Written by John McFarland of the Oil and Gas Lawyer Blog.
Aubrey McClendon, the founder of Chesapeake Energy, died in a car crash last Wednesday, a day after he was indicted on federal charges of conspiring to rig the price of oil and gas leases. Numerous articles have reviewed his life and legacy. Russell Gold, senior energy writer for the Wall Street Journal and an energy journalism fellow at UT Austin, wrote in the Wall Street Journal that “Aubrey McClendon will be remembered … for helping to usher in an era of abundant natural gas, a weakened OPEC and a grievously wounded American coal industry. We are all living in the energy world that he envisioned a decade ago. ” McClendon was 56 years old.
In some respects, McClendon follows the tradition of wildcatters like Roy Cullen, H.L. Hunt, and Clint Murchison – taking big risks, re-inventing the industry. In other respects, he was the 21st century energy entrepreneur. He was single-handedly responsible for reviving the natural gas industry in the U.S. and, as reported by Gold, “grievously wounding” the U.S. coal industry. He did not invent hydraulic fracturing, but he used it to reinvigorate the oil and gas industry in the U.S.

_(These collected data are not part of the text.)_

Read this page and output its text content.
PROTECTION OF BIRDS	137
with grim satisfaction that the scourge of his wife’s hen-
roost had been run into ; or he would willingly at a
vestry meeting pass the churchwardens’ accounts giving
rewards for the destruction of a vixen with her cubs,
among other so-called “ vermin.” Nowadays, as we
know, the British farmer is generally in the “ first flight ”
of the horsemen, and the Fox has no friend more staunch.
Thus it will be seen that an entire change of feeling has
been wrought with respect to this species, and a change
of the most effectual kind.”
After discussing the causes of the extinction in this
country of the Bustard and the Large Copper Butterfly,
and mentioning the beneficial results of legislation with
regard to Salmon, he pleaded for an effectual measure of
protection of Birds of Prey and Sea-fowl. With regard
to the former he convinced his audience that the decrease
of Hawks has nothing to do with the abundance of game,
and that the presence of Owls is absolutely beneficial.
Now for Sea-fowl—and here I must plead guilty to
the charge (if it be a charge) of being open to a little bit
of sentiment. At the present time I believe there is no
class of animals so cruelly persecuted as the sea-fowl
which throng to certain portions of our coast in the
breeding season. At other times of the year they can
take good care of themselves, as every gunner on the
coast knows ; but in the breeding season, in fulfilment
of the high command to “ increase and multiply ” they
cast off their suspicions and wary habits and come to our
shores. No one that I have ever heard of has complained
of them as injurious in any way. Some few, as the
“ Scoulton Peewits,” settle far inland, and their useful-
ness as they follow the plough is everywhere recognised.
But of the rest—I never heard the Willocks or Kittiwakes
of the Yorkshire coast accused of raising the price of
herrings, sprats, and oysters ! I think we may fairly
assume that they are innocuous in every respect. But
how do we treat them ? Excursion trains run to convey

McClendon was forced out of Chesapeake in 2012, after growing the company into the second largest natural gas producer in the U.S. He started his new company, American Energy Partners, and was recently working on a deal to exploit a shale play in Argentina.

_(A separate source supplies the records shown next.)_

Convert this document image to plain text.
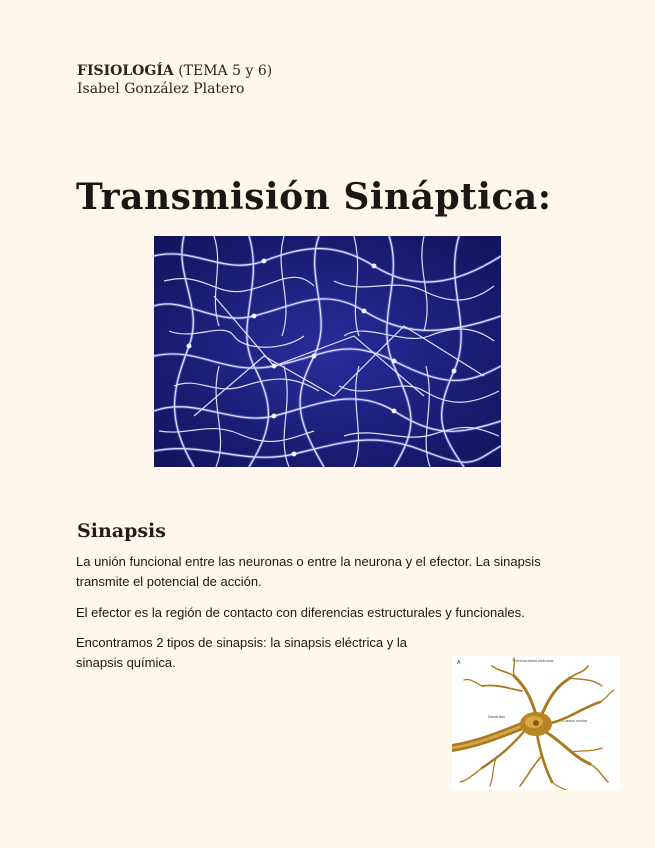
FISIOLOGÍA (TEMA 5 y 6)
Isabel González Platero
Transmisión Sináptica:
Sinapsis

La unión funcional entre las neuronas o entre la neurona y el efector. La sinapsis transmite el potencial de acción.

El efector es la región de contacto con diferencias estructurales y funcionales.

Encontramos 2 tipos de sinapsis: la sinapsis eléctrica y la sinapsis química.	A	Terminaciones axónicas
Dendritas
Cuerpo celular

McClendon was, as CEO of Chesapeake, the oil man that landowners loved and hated. On the one hand, in the beginning of the development of the Barnett and Haynesville shale plays, Chesapeake was paying bonuses of as much as $25,000 per acre, unheard of before McClendon entered the picture. Chesapeake made countless landowners wealthy. Chesapeake had (and has) a reputation as a “good” operator – using best practices in its drilling and production operations to protect the land and the environment and address legitimate landowner concerns. On the other hand, under McClendon’s leadership and after gas prices plummeted, Chesapeake became infamous for deducting huge post-production costs from its royalty owners’ checks and using questionable business and accounting practices to justify those deductions.

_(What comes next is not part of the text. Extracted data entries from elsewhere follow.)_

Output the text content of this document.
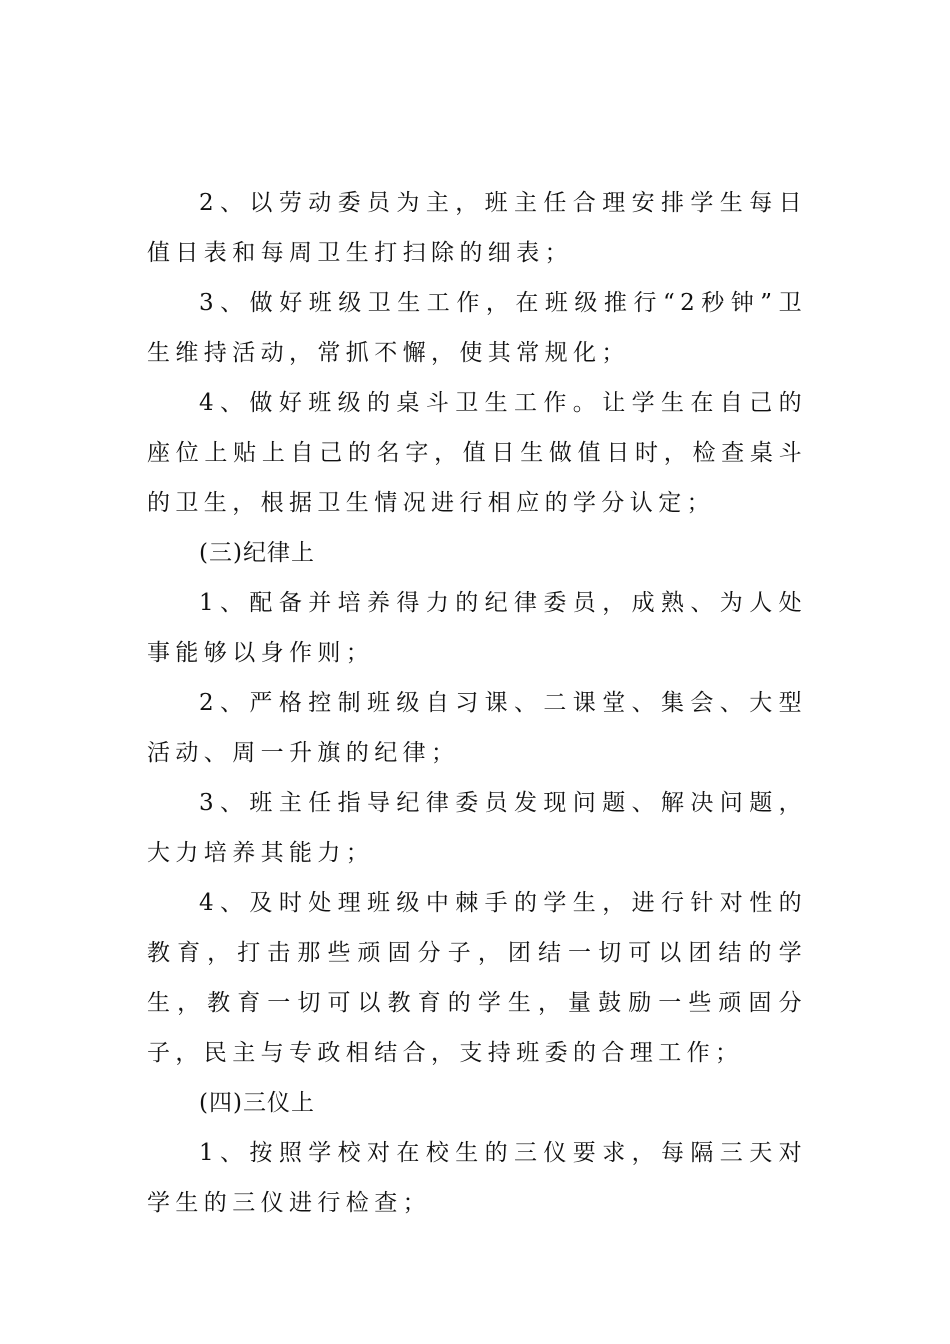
2、以劳动委员为主，班主任合理安排学生每日值日表和每周卫生打扫除的细表；

3、做好班级卫生工作，在班级推行“2秒钟”卫生维持活动，常抓不懈，使其常规化；

4、做好班级的桌斗卫生工作。让学生在自己的座位上贴上自己的名字，值日生做值日时，检查桌斗的卫生，根据卫生情况进行相应的学分认定；

(三)纪律上

1、配备并培养得力的纪律委员，成熟、为人处事能够以身作则；

2、严格控制班级自习课、二课堂、集会、大型活动、周一升旗的纪律；

3、班主任指导纪律委员发现问题、解决问题，大力培养其能力；

4、及时处理班级中棘手的学生，进行针对性的教育，打击那些顽固分子，团结一切可以团结的学生，教育一切可以教育的学生，量鼓励一些顽固分子，民主与专政相结合，支持班委的合理工作；

(四)三仪上

1、按照学校对在校生的三仪要求，每隔三天对学生的三仪进行检查；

I never met McClendon. In interviews I have seen he was personable, knowledgeable, affable, and charming. He was at heart a landman, a deal maker, acquirer of oil and gas leases and driller of wells. He was in my opinion a good spokesman for the industry. But he was not without his faults. His aggressive business practices came back to haunt him with hundreds of lawsuits and, most recently, his indictment for price fixing. It is fair to say that, over the last ten years, he changed the nature of oil and gas exploration in the U.S., and the resulting impact on world oil and gas markets. Only in the U.S. E&P industry can risk-takers like McClendon make such an impact over such a short time.